U.S. Loses 63k Jobs, Citi Trims Mortgage Unit, Carlyle Defaults

 

According to the the conforming loan limit press release from the Office of Federal Housing Enterprise Oversight (OFHEO), the new loan limits will be in effect from July 1, 2007 (to allow for refinances) until December 31, 2008.

Fannie announces a new set of pricing changes to delivery fees, effective June 1.

Citigroup announced that it is scaling back its mortgage business to free up capital. CitiMortgage’s plan is to cut back the number of loans on its books, which currently totals $200 billion, by about 20% ($45 billion) over the next year and afterwards will focus its underwriting on loans that can be sold on to other investors. The reduction, fortunately, will take place mainly by not replacing loans when they mature or are paid off. Citigroup said it will combine some middle office and support services and will cut some $ 200 million a year in costs, Citigroup said. There will be job cuts, but the bank wouldn’t say how many.

Anyone believing that the economy is not retracting must be in the minority after this morning’s job numbers. Non-farm Payroll, expected unchanged, was -63k for February, along with January and December numbers being revised downward by a total of 47k! Although the Unemployment Rate came in at 4.8% and Hourly Earnings were +.3%, the numbers pointed to continued weakness in the employment area. (The drop in the unemployment rate compared to the drop in non-farm payroll indicates that a large number of unemployed aren’t even looking for work any longer!) And although the government added jobs, the private sector lost over 100k in jobs.

In an interesting move, 15 minutes prior to the 5:30AM PST numbers the Fed came in and made a move to increase liquidity: “a series of 28-day term repurchase agreements, increase the March TAF auctions to $50 billion each, and to continue to address the heightened liquidity pressure”. The 10-yr has improved to 3.56% and mortgage prices are better by roughly .250-.50 in price.

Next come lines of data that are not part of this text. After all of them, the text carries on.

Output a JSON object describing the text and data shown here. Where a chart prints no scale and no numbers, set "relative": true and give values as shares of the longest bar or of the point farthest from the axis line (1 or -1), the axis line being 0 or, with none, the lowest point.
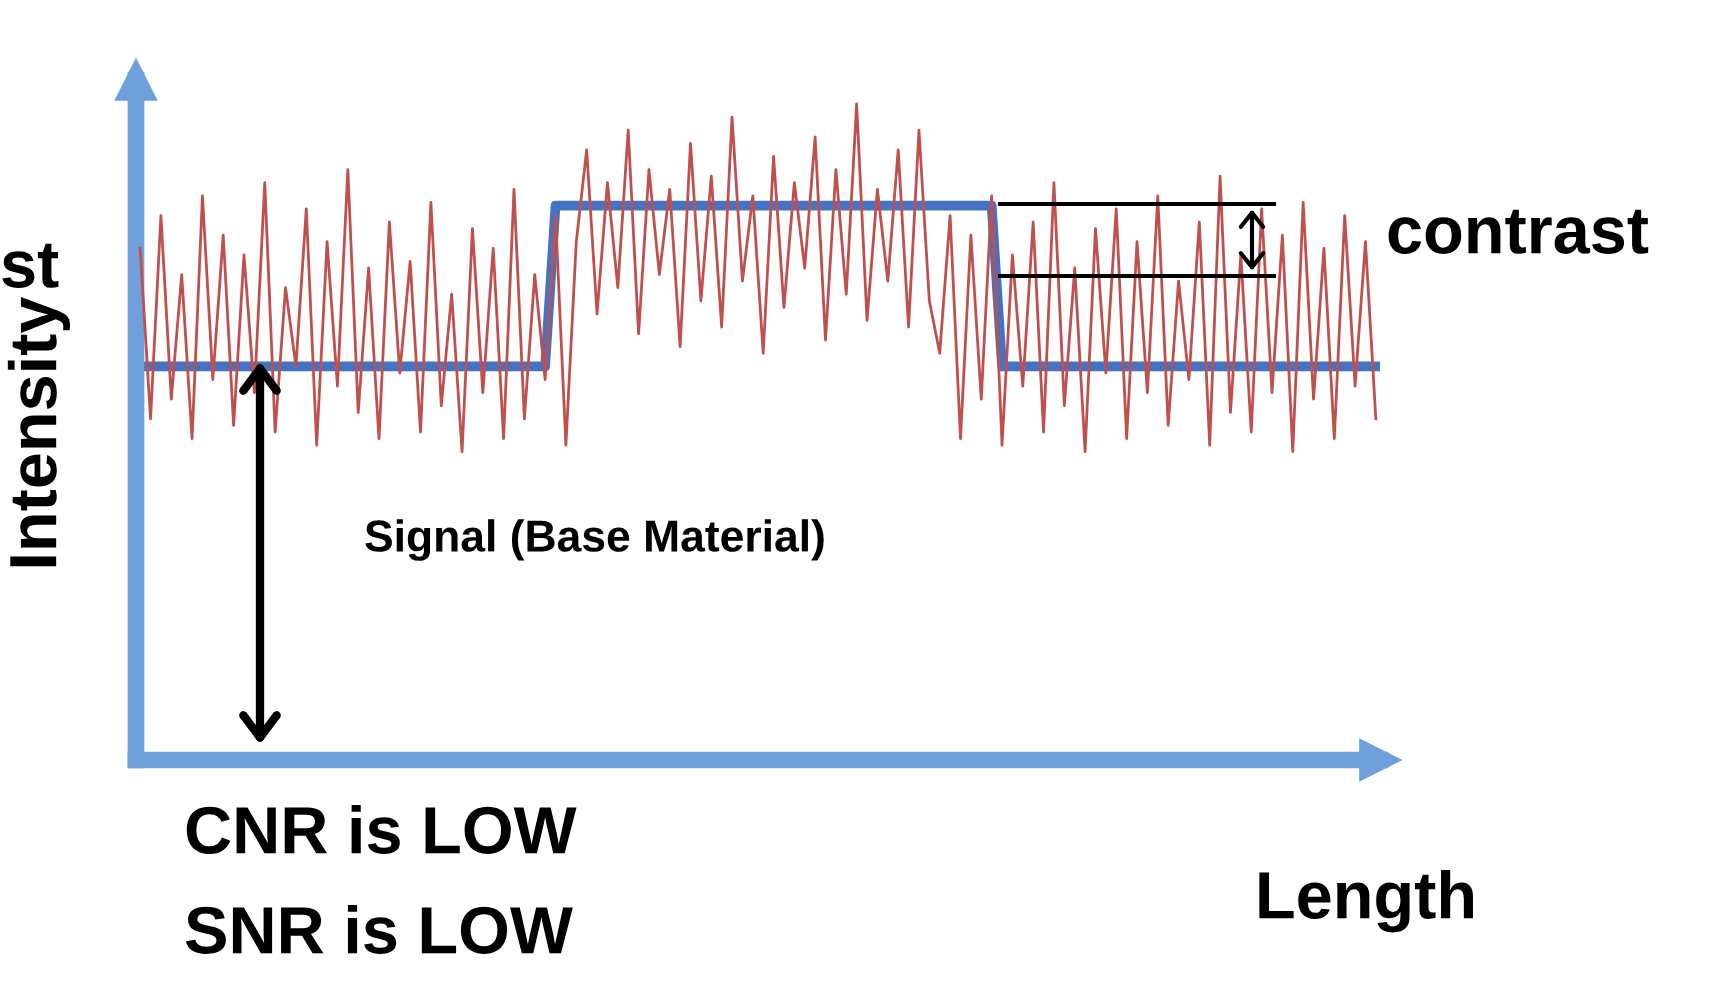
{
  "chart_data": {
    "type": "line",
    "relative": true,
    "xlabel": "Length",
    "ylabel": "Intensity",
    "categories": [
      null,
      null,
      null,
      null,
      null,
      null,
      null,
      null,
      null,
      null,
      null,
      null,
      null,
      null,
      null,
      null,
      null,
      null,
      null,
      null,
      null,
      null,
      null,
      null,
      null,
      null,
      null,
      null,
      null,
      null,
      null,
      null,
      null,
      null,
      null,
      null,
      null,
      null,
      null,
      null,
      null,
      null,
      null,
      null,
      null,
      null,
      null,
      null,
      null,
      null,
      null,
      null,
      null,
      null,
      null,
      null,
      null,
      null,
      null,
      null,
      null,
      null,
      null,
      null,
      null,
      null,
      null,
      null,
      null,
      null,
      null,
      null,
      null,
      null,
      null,
      null,
      null,
      null,
      null,
      null,
      null,
      null,
      null,
      null,
      null,
      null,
      null,
      null,
      null,
      null,
      null,
      null,
      null,
      null,
      null,
      null,
      null,
      null,
      null,
      null,
      null,
      null,
      null,
      null,
      null,
      null,
      null,
      null,
      null,
      null,
      null,
      null,
      null,
      null,
      null,
      null,
      null,
      null,
      null,
      null
    ],
    "series": [
      {
        "color": "#4472c4",
        "values": [
          0.6,
          0.6,
          0.6,
          0.6,
          0.6,
          0.6,
          0.6,
          0.6,
          0.6,
          0.6,
          0.6,
          0.6,
          0.6,
          0.6,
          0.6,
          0.6,
          0.6,
          0.6,
          0.6,
          0.6,
          0.6,
          0.6,
          0.6,
          0.6,
          0.6,
          0.6,
          0.6,
          0.6,
          0.6,
          0.6,
          0.6,
          0.6,
          0.6,
          0.6,
          0.6,
          0.6,
          0.6,
          0.6,
          0.6,
          0.6,
          0.845,
          0.845,
          0.845,
          0.845,
          0.845,
          0.845,
          0.845,
          0.845,
          0.845,
          0.845,
          0.845,
          0.845,
          0.845,
          0.845,
          0.845,
          0.845,
          0.845,
          0.845,
          0.845,
          0.845,
          0.845,
          0.845,
          0.845,
          0.845,
          0.845,
          0.845,
          0.845,
          0.845,
          0.845,
          0.845,
          0.845,
          0.845,
          0.845,
          0.845,
          0.845,
          0.845,
          0.845,
          0.845,
          0.845,
          0.845,
          0.845,
          0.845,
          0.845,
          0.6,
          0.6,
          0.6,
          0.6,
          0.6,
          0.6,
          0.6,
          0.6,
          0.6,
          0.6,
          0.6,
          0.6,
          0.6,
          0.6,
          0.6,
          0.6,
          0.6,
          0.6,
          0.6,
          0.6,
          0.6,
          0.6,
          0.6,
          0.6,
          0.6,
          0.6,
          0.6,
          0.6,
          0.6,
          0.6,
          0.6,
          0.6,
          0.6,
          0.6,
          0.6,
          0.6,
          0.6
        ]
      },
      {
        "color": "#c0504d",
        "values": [
          0.78,
          0.52,
          0.83,
          0.55,
          0.74,
          0.49,
          0.86,
          0.58,
          0.8,
          0.51,
          0.77,
          0.56,
          0.88,
          0.5,
          0.72,
          0.6,
          0.84,
          0.48,
          0.79,
          0.57,
          0.9,
          0.53,
          0.75,
          0.49,
          0.82,
          0.59,
          0.76,
          0.5,
          0.85,
          0.54,
          0.71,
          0.47,
          0.81,
          0.56,
          0.78,
          0.49,
          0.87,
          0.52,
          0.74,
          0.58,
          0.83,
          0.48,
          0.79,
          0.93,
          0.68,
          0.88,
          0.72,
          0.96,
          0.65,
          0.9,
          0.74,
          0.87,
          0.63,
          0.94,
          0.7,
          0.89,
          0.66,
          0.98,
          0.73,
          0.86,
          0.62,
          0.92,
          0.69,
          0.88,
          0.75,
          0.95,
          0.64,
          0.9,
          0.71,
          1,
          0.67,
          0.87,
          0.73,
          0.93,
          0.66,
          0.96,
          0.7,
          0.62,
          0.83,
          0.49,
          0.8,
          0.55,
          0.86,
          0.48,
          0.77,
          0.57,
          0.82,
          0.5,
          0.88,
          0.54,
          0.75,
          0.47,
          0.81,
          0.59,
          0.84,
          0.49,
          0.79,
          0.56,
          0.86,
          0.51,
          0.73,
          0.58,
          0.82,
          0.48,
          0.89,
          0.53,
          0.77,
          0.5,
          0.84,
          0.56,
          0.8,
          0.47,
          0.85,
          0.55,
          0.78,
          0.49,
          0.83,
          0.57,
          0.79,
          0.52
        ]
      }
    ],
    "annotations": [
      "st",
      "contrast",
      "Signal (Base Material)",
      "CNR is LOW",
      "SNR is LOW"
    ]
  }
}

We have also seen a slew of Fed officials speaking around the world (Brazil, France, etc.), but their impact on the markets has been slight. US mortgage foreclosures increased to an all-time high and the Carlyle Mortgage-Bond Fund received a default notice after missing margin calls. It’s no surprise that treasury prices rallied on the news while US stocks dipped down to 18-month lows. New foreclosures jumped to 0.83 percent of all home loans in the fourth quarter from 0.54 percent a year earlier. Late payments rose to a 23-year high, and the government is urging lenders to avert foreclosures by modifying mortgage terms amid the worst housing slump in a quarter century. The share of all home loans with payments more than 30 days late, both prime and fixed-rate loans, rose to a seasonally adjusted 5.82 percent, the highest since 1985, a bankers’ group reported.

Why did I put my entire 401K into Thornburg stock a few weeks ago? Thornburg stock dropped by 51% to $1.65/share yesterday, versus $12/share last week, and has fallen 82% this year.